Groups | Search | Server Info | Keyboard shortcuts | Login | Register [http] [https] [nntp] [nntps]
Groups > comp.lang.python > #106778 > unrolled thread
| Started by | geshdus@gmail.com |
|---|---|
| First post | 2016-04-10 04:37 -0700 |
| Last post | 2016-04-10 17:52 +0200 |
| Articles | 5 — 4 participants |
Back to article view | Back to comp.lang.python
function to remove and punctuation geshdus@gmail.com - 2016-04-10 04:37 -0700
Re: function to remove and punctuation Steven D'Aprano <steve@pearwood.info> - 2016-04-10 22:08 +1000
Re: function to remove and punctuation Peter Otten <__peter__@web.de> - 2016-04-10 14:35 +0200
Re: function to remove and punctuation Thomas 'PointedEars' Lahn <PointedEars@web.de> - 2016-04-10 16:23 +0200
Re: function to remove and punctuation Peter Otten <__peter__@web.de> - 2016-04-10 17:52 +0200
| From | geshdus@gmail.com |
|---|---|
| Date | 2016-04-10 04:37 -0700 |
| Subject | function to remove and punctuation |
| Message-ID | <3af95726-6f5c-4a2d-bf42-061efedd13b1@googlegroups.com> |
how to write a function taking a string parameter, which returns it after you delete the spaces, punctuation marks, accented characters in python ?

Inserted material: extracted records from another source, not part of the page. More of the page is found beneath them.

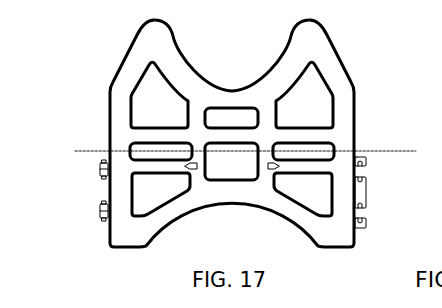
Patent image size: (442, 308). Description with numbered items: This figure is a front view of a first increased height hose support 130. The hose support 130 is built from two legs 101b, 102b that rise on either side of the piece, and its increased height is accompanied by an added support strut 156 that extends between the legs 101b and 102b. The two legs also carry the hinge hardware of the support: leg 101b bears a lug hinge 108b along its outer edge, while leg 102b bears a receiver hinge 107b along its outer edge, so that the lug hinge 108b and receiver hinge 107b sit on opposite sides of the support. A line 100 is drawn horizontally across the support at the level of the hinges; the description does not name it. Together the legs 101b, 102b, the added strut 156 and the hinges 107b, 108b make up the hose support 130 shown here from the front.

The first increased height hose support 130 is at (113, 62).
The centerline 100 is at (247, 137).
The leg 101b is at (118, 115).
The leg 102b is at (341, 115).
The receiver hinge 107b is at (363, 152).
The lug hinge 108b is at (100, 172).
The added support strut 156 is at (175, 128).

[toc] | [next] | [standalone]
| From | Steven D'Aprano <steve@pearwood.info> |
|---|---|
| Date | 2016-04-10 22:08 +1000 |
| Message-ID | <570a425d$0$1612$c3e8da3$5496439d@news.astraweb.com> |
| In reply to | #106778 |
On Sun, 10 Apr 2016 09:37 pm, geshdus@gmail.com wrote:
> how to write a function taking a string parameter, which returns it after
> you delete the spaces, punctuation marks, accented characters in python ?
In your text editor, open a new file.
Now bash your fingers onto the keyboard so that letters appear in the file.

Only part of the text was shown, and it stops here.